EDIT: See data down below
structure(list(Day= c("2017-01-07", "2017-01-23", "2017-01-08",
"2017-01-13", "2017-02-10", "2017-01-07", "2017-01-24", "2017-01-02",
"2017-01-03", "2017-01-06", "2017-01-11", "2017-01-21", "2017-01-13",
"2017-01-10", "2017-02-18", "2017-01-10", "2017-01-31", "2017-01-27",
"2017-01-23", "2017-01-13", "2017-02-10", "2017-01-09", "2017-01-23",
"2017-01-09", "2017-01-08"), Time= c("02:02", "14:51", "02:12",
"17:49", "00:00", "21:30", "22:28", "17:27", "12:14", "22:52",
"14:19", "11:40", "19:33", "04:01", "15:59", "14:57", "08:34",
"13:21", "02:01", "14:29", "20:17", "14:30", "02:34", "04:56",
"14:34"), Number= c("H10.9", "K85.80, K85.20, K85.80, K85.20",
"R09.1", "I10.90", "I48.9, I48.0, I48.9, I48.0", "A09.0, A09.0, R42, R42",
"H16.1", "K92.1, K92.1, K92.1", "K40.90, J12.2, J18.0, J96.01, J12.2",
"B99, J15.8, J18.0, J15.8", "S01.55", "M21.33", "I10.01, I10.01, J44.81, J44.81",
"S00.95", "B08.2", "S05.1", "M20.1", "G40.2, S93.40, S93.40",
"M25.51", "J44.19, J44.11, J44.19, J44.11", "G40.9, G40.2, G40.2",
"E87.1, E87.1, J18.0, J18.0", "I10.91", "R22.0", "S06.5, S06.5, S06.5, R06.88, S12.22"
)), .Names = c("Day", "Time", "Number"), row.names = c(1336L,
4687L, 1536L, 2737L, 8272L, 1507L, 4994L, 400L, 550L, 1305L,
2325L, 4292L, 2748L, 2008L, 9974L, 2113L, 6144L, 5433L, 4577L,
2697L, 8468L, 1883L, 4578L, 1783L, 1657L), class = "data.frame")
This is a pretty interesting problem that takes a little digging into. The first thing to do is get all the unique capital letters in each set in Number per row. stringr::str_extract_all gets you a list-column of string vectors that match this regex, and after taking unique values from each list entry, you have this:
library(dplyr)
library(tidyr)
as_tibble(df1) %>%
mutate(Day = lubridate::ymd(Day),
letters = purrr::map(stringr::str_extract_all(Number, "[A-Z]"), unique)) %>%
select(-Number) %>%
head()
#> # A tibble: 6 x 3
#> Day Time letters
#> <date> <chr> <list>
#> 1 2017-01-07 02:02 <chr [1]>
#> 2 2017-01-23 14:51 <chr [1]>
#> 3 2017-01-08 02:12 <chr [1]>
#> 4 2017-01-13 17:49 <chr [1]>
#> 5 2017-02-10 00:00 <chr [1]>
#> 6 2017-01-07 21:30 <chr [2]>
Unnest it so you have one row per date & time per letter, then count the number of observations of each letter per day—gets confusing, and the order matters here.

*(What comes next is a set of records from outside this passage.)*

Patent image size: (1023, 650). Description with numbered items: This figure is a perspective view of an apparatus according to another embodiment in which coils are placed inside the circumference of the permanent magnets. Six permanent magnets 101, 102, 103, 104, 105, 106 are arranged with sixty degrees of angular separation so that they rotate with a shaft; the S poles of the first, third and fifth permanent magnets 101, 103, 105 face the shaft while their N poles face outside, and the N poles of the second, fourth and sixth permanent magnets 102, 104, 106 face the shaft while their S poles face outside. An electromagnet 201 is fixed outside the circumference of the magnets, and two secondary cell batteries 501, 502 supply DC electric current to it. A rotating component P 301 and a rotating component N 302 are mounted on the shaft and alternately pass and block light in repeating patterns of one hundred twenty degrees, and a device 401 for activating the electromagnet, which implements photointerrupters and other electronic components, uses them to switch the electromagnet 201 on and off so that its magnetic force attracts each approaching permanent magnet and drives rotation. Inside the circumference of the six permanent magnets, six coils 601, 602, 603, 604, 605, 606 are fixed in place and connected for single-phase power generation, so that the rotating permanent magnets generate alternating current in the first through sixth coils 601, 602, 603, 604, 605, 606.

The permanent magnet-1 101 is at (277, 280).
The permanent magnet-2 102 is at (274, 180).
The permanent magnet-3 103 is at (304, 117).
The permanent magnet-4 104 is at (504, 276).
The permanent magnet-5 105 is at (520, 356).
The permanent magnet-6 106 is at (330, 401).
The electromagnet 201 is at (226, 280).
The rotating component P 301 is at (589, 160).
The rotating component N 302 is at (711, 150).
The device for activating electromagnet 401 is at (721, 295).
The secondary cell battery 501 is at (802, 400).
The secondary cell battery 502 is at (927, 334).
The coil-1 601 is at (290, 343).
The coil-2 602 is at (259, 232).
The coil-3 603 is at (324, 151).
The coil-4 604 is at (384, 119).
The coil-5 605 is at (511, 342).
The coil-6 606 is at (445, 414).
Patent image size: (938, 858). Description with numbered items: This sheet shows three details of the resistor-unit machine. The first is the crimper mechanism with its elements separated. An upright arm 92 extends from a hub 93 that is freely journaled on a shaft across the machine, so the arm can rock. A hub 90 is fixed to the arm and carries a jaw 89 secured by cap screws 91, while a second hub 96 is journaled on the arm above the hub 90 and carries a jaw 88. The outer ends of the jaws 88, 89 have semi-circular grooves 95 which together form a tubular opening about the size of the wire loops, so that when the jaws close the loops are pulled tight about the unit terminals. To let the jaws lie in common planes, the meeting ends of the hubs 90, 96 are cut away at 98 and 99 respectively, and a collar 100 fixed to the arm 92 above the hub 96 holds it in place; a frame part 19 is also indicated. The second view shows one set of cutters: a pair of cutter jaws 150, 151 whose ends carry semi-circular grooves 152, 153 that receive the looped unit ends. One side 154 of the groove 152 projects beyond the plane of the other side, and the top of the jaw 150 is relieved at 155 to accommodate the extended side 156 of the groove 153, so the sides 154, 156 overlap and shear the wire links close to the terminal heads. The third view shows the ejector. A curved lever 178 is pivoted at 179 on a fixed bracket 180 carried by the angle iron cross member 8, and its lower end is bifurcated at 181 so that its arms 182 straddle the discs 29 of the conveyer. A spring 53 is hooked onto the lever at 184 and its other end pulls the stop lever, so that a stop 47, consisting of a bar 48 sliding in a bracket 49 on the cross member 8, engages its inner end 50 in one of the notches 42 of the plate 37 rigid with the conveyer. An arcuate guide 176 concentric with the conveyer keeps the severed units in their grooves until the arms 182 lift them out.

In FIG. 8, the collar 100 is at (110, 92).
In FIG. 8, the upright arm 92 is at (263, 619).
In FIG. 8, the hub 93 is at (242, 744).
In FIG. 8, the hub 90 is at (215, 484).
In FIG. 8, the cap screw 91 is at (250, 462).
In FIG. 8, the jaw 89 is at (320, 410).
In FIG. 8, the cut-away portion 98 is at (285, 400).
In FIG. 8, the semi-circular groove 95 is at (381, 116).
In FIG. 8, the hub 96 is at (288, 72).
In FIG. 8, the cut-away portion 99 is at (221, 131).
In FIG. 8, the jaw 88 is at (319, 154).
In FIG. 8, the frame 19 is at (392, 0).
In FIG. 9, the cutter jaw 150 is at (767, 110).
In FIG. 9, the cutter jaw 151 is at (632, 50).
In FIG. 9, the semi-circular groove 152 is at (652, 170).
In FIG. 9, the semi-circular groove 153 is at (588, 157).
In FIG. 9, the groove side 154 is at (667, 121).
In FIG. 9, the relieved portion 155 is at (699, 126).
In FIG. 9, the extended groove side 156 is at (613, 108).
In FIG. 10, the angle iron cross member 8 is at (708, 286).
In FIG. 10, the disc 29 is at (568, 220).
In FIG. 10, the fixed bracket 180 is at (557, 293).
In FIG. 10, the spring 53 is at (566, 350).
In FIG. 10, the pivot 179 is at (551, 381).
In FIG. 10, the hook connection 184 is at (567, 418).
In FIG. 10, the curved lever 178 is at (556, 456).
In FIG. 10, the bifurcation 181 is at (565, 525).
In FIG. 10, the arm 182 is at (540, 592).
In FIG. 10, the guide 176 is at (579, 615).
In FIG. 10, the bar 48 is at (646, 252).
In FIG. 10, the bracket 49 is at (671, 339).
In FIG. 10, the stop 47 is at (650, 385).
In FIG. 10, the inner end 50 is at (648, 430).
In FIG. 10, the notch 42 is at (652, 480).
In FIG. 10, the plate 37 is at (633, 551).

Then reshape it into a wide format so each group gets a column.
as_tibble(df1) %>%
mutate(Day = lubridate::ymd(Day),
letters = purrr::map(stringr::str_extract_all(Number, "[A-Z]"), unique)) %>%
select(-Number) %>%
unnest(letters) %>%
count(Day, letters) %>%
arrange(letters) %>%
pivot_wider(names_from = letters, names_prefix = "group",
values_from = n, values_fill = list(n = 0)) %>%
head()
#> # A tibble: 6 x 12
#> Day groupA groupB groupE groupG groupH groupI groupJ groupK groupM
#> <date> <int> <int> <int> <int> <int> <int> <int> <int> <int>
#> 1 2017-01-07 1 0 0 0 1 0 0 0 0
#> 2 2017-01-06 0 1 0 0 0 0 1 0 0
#> 3 2017-02-18 0 1 0 0 0 0 0 0 0
#> 4 2017-01-09 0 0 1 0 0 0 1 0 0
#> 5 2017-01-27 0 0 0 1 0 0 0 0 0
#> 6 2017-02-10 0 0 0 1 0 1 0 0 0
#> # … with 2 more variables: groupR <int>, groupS <int>
In this first few rows with the sample of data, there aren't any 2s, but there are some later on in the data frame. (I don't yet understand how pivot_wider orders things, but you can arrange by day after this if you want.)